I stepped forward, my hands in fists, suddenly furious that he was so easy to push away. “I would care if you died, you stupid goat’s behind. I would miss you. Like I missed you when you left for days and I didn’t know when, or if, you were coming back.”
My voice broke, the veneer of anger cracking and letting my pain and longing through. I couldn’t seem to help myself. I sensed on some level that he was as lonely as I was, and maybe he didn’t have to be. Maybe I didn’t have to be.
I stood close enough that the heat of my body met the cold of his. He smelled of soap and pine and woodsmoke and something enticing that was just him.
On impulse, I lifted my hand to the edge of his hood. As I slowly pulled it back, his hand came up and grasped my wrist. I stilled.

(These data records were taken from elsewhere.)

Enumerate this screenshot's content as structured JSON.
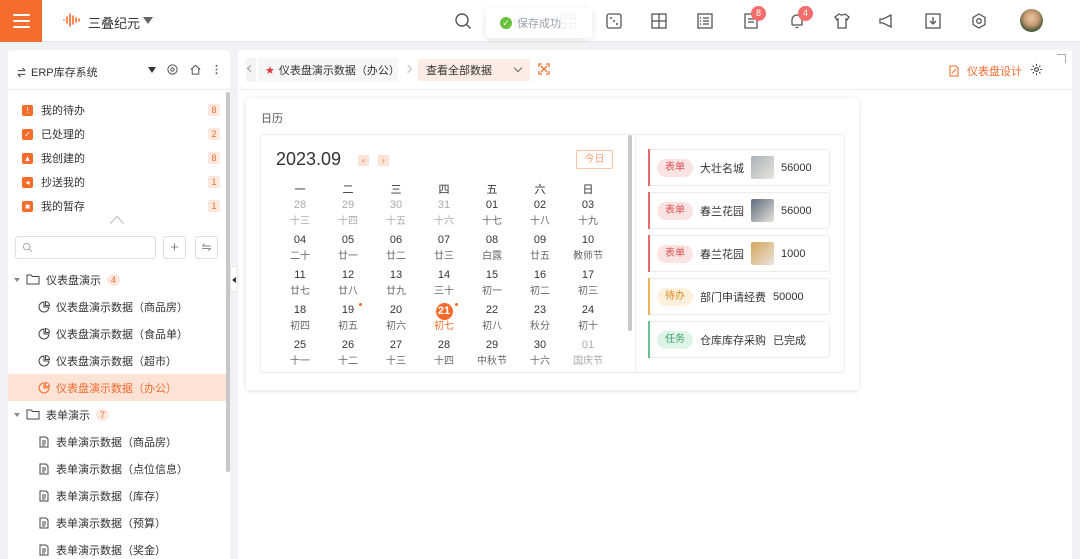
{
  "header": {
    "app_name": "三叠纪元",
    "toast": "保存成功",
    "badges": {
      "todo_count": "8",
      "bell_count": "4"
    }
  },
  "sidebar": {
    "system_title": "ERP库存系统",
    "todo": [
      {
        "label": "我的待办",
        "count": "8",
        "icon": "inbox-icon"
      },
      {
        "label": "已处理的",
        "count": "2",
        "icon": "check-icon"
      },
      {
        "label": "我创建的",
        "count": "8",
        "icon": "user-icon"
      },
      {
        "label": "抄送我的",
        "count": "1",
        "icon": "send-icon"
      },
      {
        "label": "我的暂存",
        "count": "1",
        "icon": "save-icon"
      }
    ],
    "search_placeholder": "",
    "groups": [
      {
        "label": "仪表盘演示",
        "count": "4",
        "items": [
          {
            "label": "仪表盘演示数据（商品房）",
            "active": false
          },
          {
            "label": "仪表盘演示数据（食品单）",
            "active": false
          },
          {
            "label": "仪表盘演示数据（超市）",
            "active": false
          },
          {
            "label": "仪表盘演示数据（办公）",
            "active": true
          }
        ]
      },
      {
        "label": "表单演示",
        "count": "7",
        "items": [
          {
            "label": "表单演示数据（商品房）"
          },
          {
            "label": "表单演示数据（点位信息）"
          },
          {
            "label": "表单演示数据（库存）"
          },
          {
            "label": "表单演示数据（预算）"
          },
          {
            "label": "表单演示数据（奖金）"
          }
        ]
      }
    ]
  },
  "tabs": {
    "active_tab": "仪表盘演示数据（办公）",
    "view_select": "查看全部数据",
    "design_label": "仪表盘设计"
  },
  "calendar": {
    "card_title": "日历",
    "month": "2023.09",
    "today_label": "今日",
    "prev": "‹",
    "next": "›",
    "weekdays": [
      "一",
      "二",
      "三",
      "四",
      "五",
      "六",
      "日"
    ],
    "weeks": [
      [
        [
          "28",
          "十三",
          1
        ],
        [
          "29",
          "十四",
          1
        ],
        [
          "30",
          "十五",
          1
        ],
        [
          "31",
          "十六",
          1
        ],
        [
          "01",
          "十七",
          0
        ],
        [
          "02",
          "十八",
          0
        ],
        [
          "03",
          "十九",
          0
        ]
      ],
      [
        [
          "04",
          "二十",
          0
        ],
        [
          "05",
          "廿一",
          0
        ],
        [
          "06",
          "廿二",
          0
        ],
        [
          "07",
          "廿三",
          0
        ],
        [
          "08",
          "白露",
          0
        ],
        [
          "09",
          "廿五",
          0
        ],
        [
          "10",
          "教师节",
          0
        ]
      ],
      [
        [
          "11",
          "廿七",
          0
        ],
        [
          "12",
          "廿八",
          0
        ],
        [
          "13",
          "廿九",
          0
        ],
        [
          "14",
          "三十",
          0
        ],
        [
          "15",
          "初一",
          0
        ],
        [
          "16",
          "初二",
          0
        ],
        [
          "17",
          "初三",
          0
        ]
      ],
      [
        [
          "18",
          "初四",
          0
        ],
        [
          "19",
          "初五",
          0
        ],
        [
          "20",
          "初六",
          0
        ],
        [
          "21",
          "初七",
          0
        ],
        [
          "22",
          "初八",
          0
        ],
        [
          "23",
          "秋分",
          0
        ],
        [
          "24",
          "初十",
          0
        ]
      ],
      [
        [
          "25",
          "十一",
          0
        ],
        [
          "26",
          "十二",
          0
        ],
        [
          "27",
          "十三",
          0
        ],
        [
          "28",
          "十四",
          0
        ],
        [
          "29",
          "中秋节",
          0
        ],
        [
          "30",
          "十六",
          0
        ],
        [
          "01",
          "国庆节",
          1
        ]
      ]
    ],
    "today": "21",
    "marked_days": [
      "19",
      "21"
    ],
    "events": [
      {
        "tag": "表单",
        "text": "大壮名城",
        "value": "56000",
        "thumb": true,
        "color": "#e86a6a",
        "tag_bg": "#fbe3e3",
        "tag_fg": "#d95050",
        "thumb_bg": "#a9b3b8"
      },
      {
        "tag": "表单",
        "text": "春兰花园",
        "value": "56000",
        "thumb": true,
        "color": "#e86a6a",
        "tag_bg": "#fbe3e3",
        "tag_fg": "#d95050",
        "thumb_bg": "#5a6b7d"
      },
      {
        "tag": "表单",
        "text": "春兰花园",
        "value": "1000",
        "thumb": true,
        "color": "#e86a6a",
        "tag_bg": "#fbe3e3",
        "tag_fg": "#d95050",
        "thumb_bg": "#d7a45c"
      },
      {
        "tag": "待办",
        "text": "部门申请经费",
        "value": "50000",
        "thumb": false,
        "color": "#f0b35a",
        "tag_bg": "#fdf0dc",
        "tag_fg": "#d98a1c",
        "thumb_bg": ""
      },
      {
        "tag": "任务",
        "text": "仓库库存采购",
        "value": "已完成",
        "thumb": false,
        "color": "#69c28f",
        "tag_bg": "#dff3e7",
        "tag_fg": "#3ba26a",
        "thumb_bg": ""
      }
    ]
  }
}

His lips were slightly parted, his breath cool against my forehead. Sometime in the past weeks, I had taken to wondering what it would be like to press my lips against his. I wondered whether it would hurt, whether it would sizzle, or whether our lips would just meld together like hot and cold air that make a mild summer breeze.
I lifted my forefinger and lightly touched his lips. He sucked in a breath but didn’t move away. His lips were cold but not uncomfortably so. I ran the tip of my finger along the smooth corner, over the ridged scar of the upper lip, and over the smooth lower one.
“Stop,” he whispered, the word tight, almost pained. “Stop.”
The breath caught in my chest. It felt as if I’d been slapped, the hurt shuddering through me.
I dropped my hand and crossed my arms to hide my trembling. I searched the shadows of his hood for the smallest sign of emotion, but he was cold and still. The ice statue had been buffeted by a hot wind and had not even melted at the edges.
“A filthy Fireblood showing her feelings,” I taunted, hurt and bitterness gathering into hard knots in my stomach. “You will have to beg Fors to wipe you clean, won’t you?”
His lips tightened, but he said nothing.
“Well, don’t worry. I’ll be gone soon. You can absolve yourself then.”
I turned, desperate to get away before I fell apart, and wrenched open the door. As I stalked out into the star-filled night, hot, shamed tears fell from my cheeks and landed, hissing, on the ground.
THIRTEEN
CLOUDS MOVED IN AND TRAPPED THE abbey under a canopy of rain. By unspoken agreement, Arcus and I avoided each other for the next few days. I was lucky to catch a glimpse of his hooded form through the window as he moved between the stables and his guesthouse. With a sinking heart, I realized he was probably embarrassed, perhaps even offended, though I doubted he could be as mortified as I was for my display. I had misread him completely and made a fool of myself when he clearly didn’t feel the same.
I used my burning frustration at still knowing almost nothing of their plans to distract myself from my shame. Finally, one evening, I decided I would no longer tolerate their secrets.
After checking the refectory, where the monks ate meals, I found Brother Thistle bent over his desk in the chapter house, a large square room with two columns leading up to a vaulted stone ceiling. A long table matched with velvet-upholstered chairs filled the middle of the room. Wooden benches lined stone walls under high, arched windows. The sun highlighted some faded gold leaf on the columns. The room was kept in better condition than the rest of the crumbling abbey because it was used to conduct business, where senior monks met with superiors from the Order of Fors.
“I should have known you’d be agonizing over your ledgers,” I said, my shadow blending with that of the column I leaned against.
He started, his hand sliding over the pages as if covering the words. “Ruby, I didn’t see you there.”
“And calling me by my first name, too. Things must be bad. Do we need to start selling the silver?”
He cleared his throat and stood. “Perhaps nearly that bad, but not quite.”
“Can you even see the numbers?” I moved to the desk and lit the candle with the tip of my finger. My eyes fell on a black book with gold lettering. Gods and People. “I was reading this book a couple of days ago.” The persistent rain had given me some rare free time to read in the library. I read aloud from the open page. “‘A fierce east wind will blow on the day the child of darkness is born, a child who will open the Gate of Light. And because Neb decreed there must be balance in all things, a west wind will blow when the child of light is born, a child who will fight the darkness and destroy it forever.’”
“Sit down, Ruby,” he said, motioning to the bench. “How much do you know of the prophecies of Dru?”
I settled onto the bench and considered my answer. I didn’t know much. My mother had hated prophecies. If my grandmother had even mentioned anything to do with one, my mother would have an uncharacteristic show of temper and say she didn’t want my head filled with such drivel.